So the Devil Visited Moscow…

Having read a bunch of reviews before starting to read this book, I had some idea of what to expect, but there were still plenty of surprises in store for me. From the beginning, we are introduced to a character named Mr. Woland and it quickly becomes apparent that this man has supernatural powers. People who come in contact with him seem to die or end up in an insane asylum, and when he hosts a Black Magic show at the variety theater, there are 2,000 spectators who all witness impossible feats of magic, though it is later agreed upon by the authorities that they were all victims of mass hypnosis. It is hard to figure out what is “true” fiction and what is “fabricated” fiction in this novel, because Bulgakov seems to have amused himself with keeping the reader guessing as to what parts of the novel actually happened within the story and which parts were figments of a characters’ imagination.

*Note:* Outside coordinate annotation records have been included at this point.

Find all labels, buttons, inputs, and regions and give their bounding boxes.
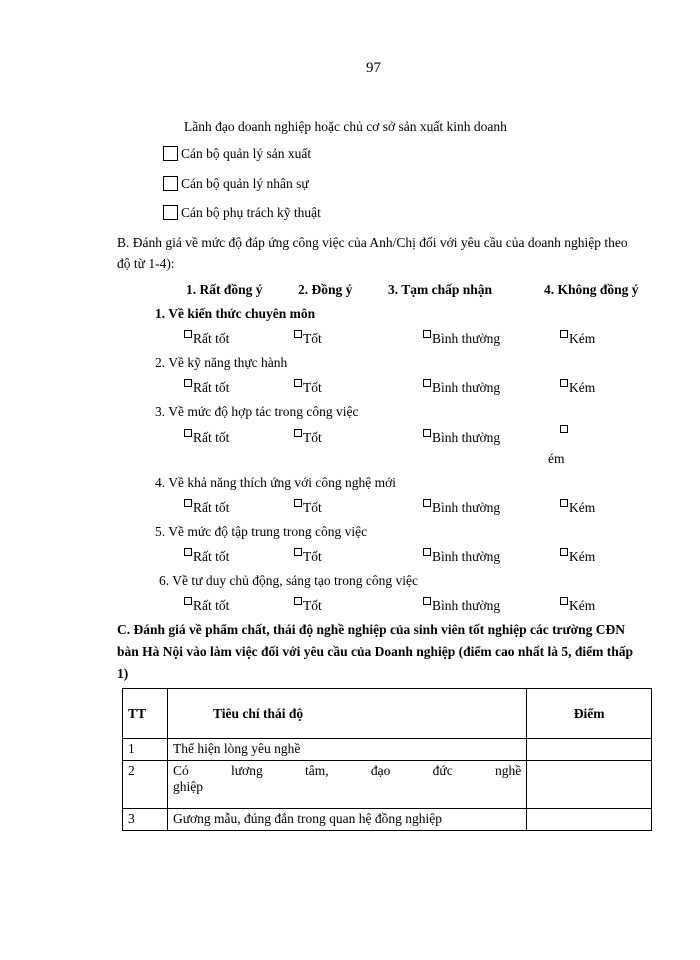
checkbox[interactable]: [423, 429, 431, 437]
option-tot[interactable]: Tốt: [294, 548, 322, 565]
option-tot[interactable]: Tốt: [294, 330, 322, 347]
table-row: [123, 739, 652, 761]
role-option[interactable]: Cán bộ quản lý nhân sự: [163, 176, 309, 192]
question-1: 1. Về kiến thức chuyên môn: [155, 306, 316, 321]
score-cell[interactable]: [527, 761, 652, 809]
checkbox[interactable]: [184, 429, 192, 437]
checkbox[interactable]: [423, 597, 431, 605]
scale-2: 2. Đồng ý: [298, 282, 353, 297]
scale-4: 4. Không đồng ý: [544, 282, 639, 297]
option-kem-checkbox[interactable]: [560, 425, 569, 442]
row-criterion-line2: ghiệp: [172, 779, 203, 794]
question-4: 4. Về khả năng thích ứng với công nghệ mới: [155, 475, 397, 490]
section-c-line3: 1): [117, 666, 129, 681]
checkbox[interactable]: [184, 330, 192, 338]
option-kem[interactable]: Kém: [560, 379, 595, 396]
checkbox[interactable]: [184, 379, 192, 387]
header-score: Điểm: [527, 689, 652, 739]
checkbox[interactable]: [423, 330, 431, 338]
question-3: 3. Về mức độ hợp tác trong công việc: [155, 404, 359, 419]
checkbox[interactable]: [560, 499, 568, 507]
option-binh-thuong[interactable]: Bình thường: [423, 499, 500, 516]
role-option[interactable]: Cán bộ quản lý sản xuất: [163, 146, 311, 162]
checkbox[interactable]: [294, 597, 302, 605]
checkbox[interactable]: [560, 597, 568, 605]
checkbox[interactable]: [294, 330, 302, 338]
checkbox[interactable]: [560, 330, 568, 338]
question-6: 6. Về tư duy chủ động, sáng tạo trong công việc: [159, 573, 419, 588]
option-rat-tot[interactable]: Rất tốt: [184, 429, 229, 446]
checkbox[interactable]: [423, 499, 431, 507]
option-kem[interactable]: Kém: [560, 548, 595, 565]
row-criterion: Thể hiện lòng yêu nghề: [167, 739, 526, 761]
section-c-line1: C. Đánh giá về phẩm chất, thái độ nghề nghiệp của sinh viên tốt nghiệp các trường CĐN: [117, 622, 626, 637]
option-tot[interactable]: Tốt: [294, 429, 322, 446]
section-b-line2: độ từ 1-4):: [117, 256, 175, 271]
checkbox[interactable]: [294, 429, 302, 437]
option-binh-thuong[interactable]: Bình thường: [423, 597, 500, 614]
question-2: 2. Về kỹ năng thực hành: [155, 355, 288, 370]
option-kem[interactable]: Kém: [560, 330, 595, 347]
question-5: 5. Về mức độ tập trung trong công việc: [155, 524, 368, 539]
page-number: 97: [366, 60, 381, 76]
checkbox[interactable]: [560, 379, 568, 387]
checkbox[interactable]: [294, 548, 302, 556]
checkbox[interactable]: [560, 425, 568, 433]
row-criterion: Gương mẫu, đúng đắn trong quan hệ đồng nghiệp: [167, 809, 526, 831]
option-binh-thuong[interactable]: Bình thường: [423, 379, 500, 396]
section-c-line2: bàn Hà Nội vào làm việc đối với yêu cầu của Doanh nghiệp (điểm cao nhất là 5, điểm thấp: [117, 644, 634, 659]
option-rat-tot[interactable]: Rất tốt: [184, 379, 229, 396]
checkbox[interactable]: [184, 548, 192, 556]
section-b-line1: B. Đánh giá về mức độ đáp ứng công việc của Anh/Chị đối với yêu cầu của doanh nghiệp theo: [117, 235, 628, 250]
option-rat-tot[interactable]: Rất tốt: [184, 499, 229, 516]
checkbox[interactable]: [294, 379, 302, 387]
checkbox[interactable]: [423, 548, 431, 556]
option-tot[interactable]: Tốt: [294, 499, 322, 516]
table-row: [123, 761, 652, 809]
roles-heading: Lãnh đạo doanh nghiệp hoặc chủ cơ sở sản xuất kinh doanh: [184, 119, 507, 134]
score-cell[interactable]: [527, 809, 652, 831]
checkbox[interactable]: [163, 176, 178, 191]
scale-3: 3. Tạm chấp nhận: [388, 282, 493, 297]
scale-1: 1. Rất đồng ý: [186, 282, 263, 297]
checkbox[interactable]: [163, 146, 178, 161]
option-kem[interactable]: Kém: [560, 499, 595, 516]
row-tt: 1: [123, 739, 168, 761]
header-criterion: Tiêu chí thái độ: [167, 689, 526, 739]
checkbox[interactable]: [294, 499, 302, 507]
checkbox[interactable]: [163, 205, 178, 220]
option-rat-tot[interactable]: Rất tốt: [184, 597, 229, 614]
checkbox[interactable]: [184, 499, 192, 507]
header-tt: TT: [123, 689, 168, 739]
option-rat-tot[interactable]: Rất tốt: [184, 548, 229, 565]
option-kem-fragment: ém: [548, 451, 565, 466]
table-row: [123, 809, 652, 831]
row-tt: 3: [123, 809, 168, 831]
score-cell[interactable]: [527, 739, 652, 761]
option-tot[interactable]: Tốt: [294, 597, 322, 614]
criteria-table: [122, 688, 652, 831]
checkbox[interactable]: [423, 379, 431, 387]
row-tt: 2: [123, 761, 168, 809]
checkbox[interactable]: [184, 597, 192, 605]
option-binh-thuong[interactable]: Bình thường: [423, 548, 500, 565]
row-criterion: Có lương tâm, đạo đức nghề: [172, 763, 522, 778]
option-tot[interactable]: Tốt: [294, 379, 322, 396]
option-binh-thuong[interactable]: Bình thường: [423, 429, 500, 446]
row-criterion-cell: [167, 761, 526, 809]
option-rat-tot[interactable]: Rất tốt: [184, 330, 229, 347]
option-kem[interactable]: Kém: [560, 597, 595, 614]
option-binh-thuong[interactable]: Bình thường: [423, 330, 500, 347]
checkbox[interactable]: [560, 548, 568, 556]
role-option[interactable]: Cán bộ phụ trách kỹ thuật: [163, 205, 321, 221]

Bulgakov died before finishing this book, which he worked on for many long years, not imagining once that it would ever be published, let alone become a worldwide sensation. Having written the better part of the novel in the Stalinist Soviet Union of the 1930’s, Bulgakov rightfully feared reprisal for expressing his own views on the regime. This novel, constructed with layers of meaning, enabled him to mask his anti-Soviet and anti-Stalinist criticism and explore religious and Romantic themes which had fallen out of favour in Communist Russia. There is much material here that might not be deciphered by the average reader, unless he or she had a thorough understanding of the conditions and politics during that era. There are also clever plays on words that were inevitably lost in translation, and had it not been for the annotations and afterword provided in this edition, most of these references would definitely have been lost on me.

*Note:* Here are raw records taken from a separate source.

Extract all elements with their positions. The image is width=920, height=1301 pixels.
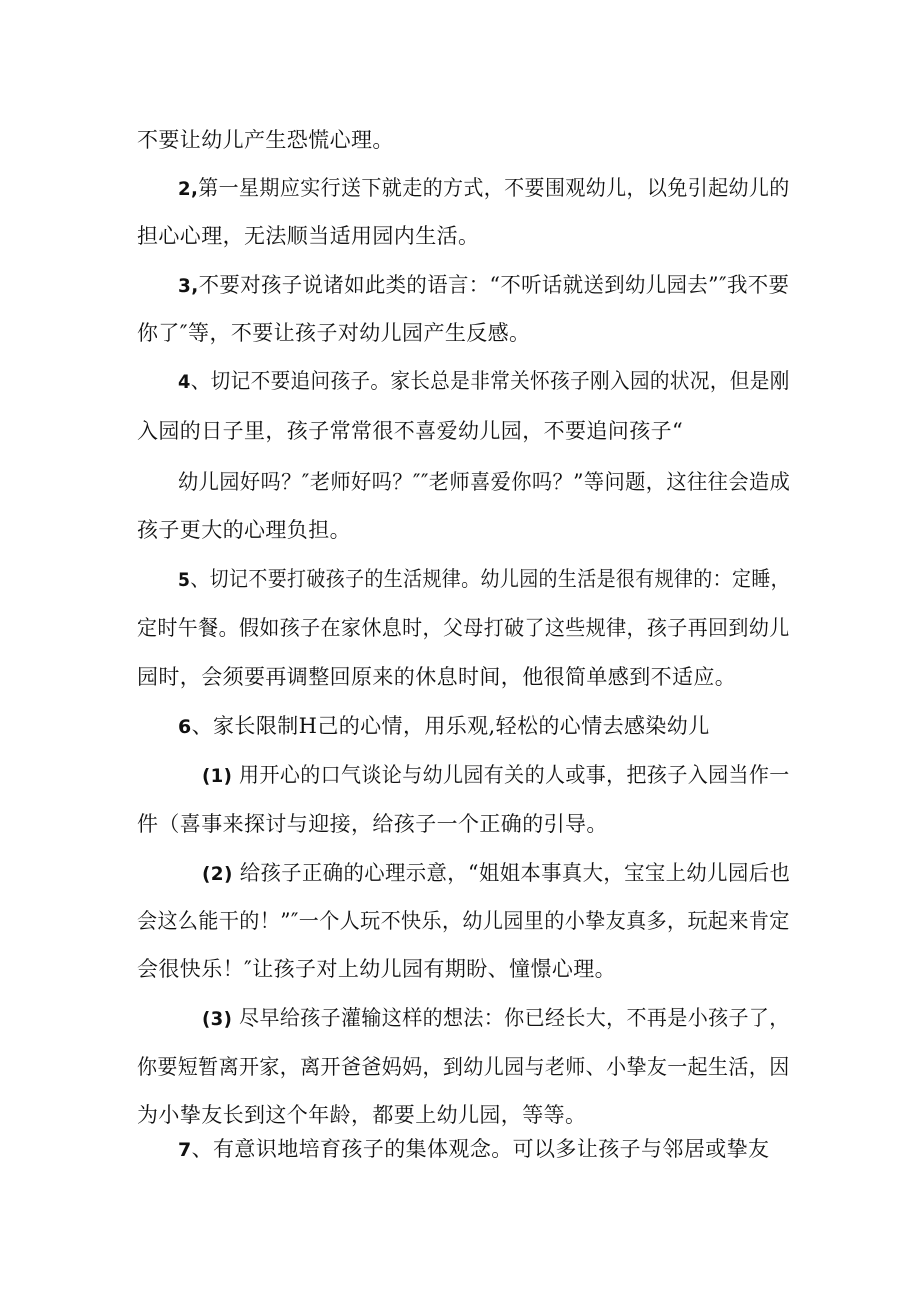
text-line: (1) 用开心的口气谈论与幼儿园有关的人或事，把孩子入园当作一 (202, 763, 790, 787)
text-line: 件（喜事来探讨与迎接，给孩子一个正确的引导。 (137, 812, 608, 836)
list-number: (2) (202, 863, 233, 885)
list-number: 4 (178, 371, 191, 393)
list-number: 6 (178, 716, 192, 738)
text-line: 孩子更大的心理负担。 (137, 518, 351, 542)
text-line: (2) 给孩子正确的心理示意，“姐姐本事真大，宝宝上幼儿园后也 (202, 861, 791, 885)
text-line: 你要短暂离开家，离开爸爸妈妈，到幼儿园与老师、小挚友一起生活，因 (137, 1055, 790, 1079)
list-number: (3) (202, 1008, 233, 1030)
text-line: 园时，会须要再调整回原来的休息时间，他很简单感到不适应。 (137, 665, 737, 689)
text-line: 6、家长限制H己的心情，用乐观,轻松的心情去感染幼儿 (178, 714, 710, 738)
text-line: 入园的日子里，孩子常常很不喜爱幼儿园，不要追问孩子“ (137, 419, 684, 443)
text-line: 定时午餐。假如孩子在家休息时，父母打破了这些规律，孩子再回到幼儿 (137, 616, 790, 640)
text-line: 7、有意识地培育孩子的集体观念。可以多让孩子与邻居或挚友 (178, 1137, 770, 1161)
list-number: 3, (178, 275, 199, 297)
text-line: 会很快乐！″让孩子对上幼儿园有期盼、憧憬心理。 (137, 957, 617, 981)
text-line: 4、切记不要追问孩子。家长总是非常关怀孩子刚入园的状况，但是刚 (178, 369, 790, 393)
list-number: 7 (178, 1139, 192, 1161)
list-number: 2, (178, 178, 199, 200)
text-line: 不要让幼儿产生恐慌心理。 (137, 128, 394, 152)
text-line: 会这么能干的！”″一个人玩不快乐，幼儿园里的小挚友真多，玩起来肯定 (137, 909, 790, 933)
text-line: 3,不要对孩子说诸如此类的语言：“不听话就送到幼儿园去”″我不要 (178, 273, 790, 297)
list-number: 5 (178, 569, 191, 591)
text-line: 幼儿园好吗？″老师好吗？″″老师喜爱你吗？”等问题，这往往会造成 (178, 470, 791, 494)
list-number: (1) (202, 765, 233, 787)
text-line: 担心心理，无法顺当适用园内生活。 (137, 224, 480, 248)
text-line: (3) 尽早给孩子灌输这样的想法：你已经长大，不再是小孩子了， (202, 1006, 790, 1030)
text-line: 2,第一星期应实行送下就走的方式，不要围观幼儿，以免引起幼儿的 (178, 176, 790, 200)
text-line: 你了″等，不要让孩子对幼儿园产生反感。 (137, 321, 531, 345)
text-line: 为小挚友长到这个年龄，都要上幼儿园，等等。 (137, 1103, 587, 1127)
text-line: 5、切记不要打破孩子的生活规律。幼儿园的生活是很有规律的：定睡， (178, 567, 791, 591)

On first reading, a person might easily think that the main character is the Woland/Devil character, since we are only introduced to the Master and Margarita further on in the book. The goings on of the Devil and his retinue are interspersed with the Master’s story about Pontius Pilate’s encounter with Jesus. There are many themes in this book: religion and the gospel, references to Faust, what consists true art, how subjective good and evil are, and so on. Personally, I more than anything enjoyed the antics of Woland and his entourage and especially that of Behemoth the giant talking cat, who is the cause for much hilarious destruction and mayhem.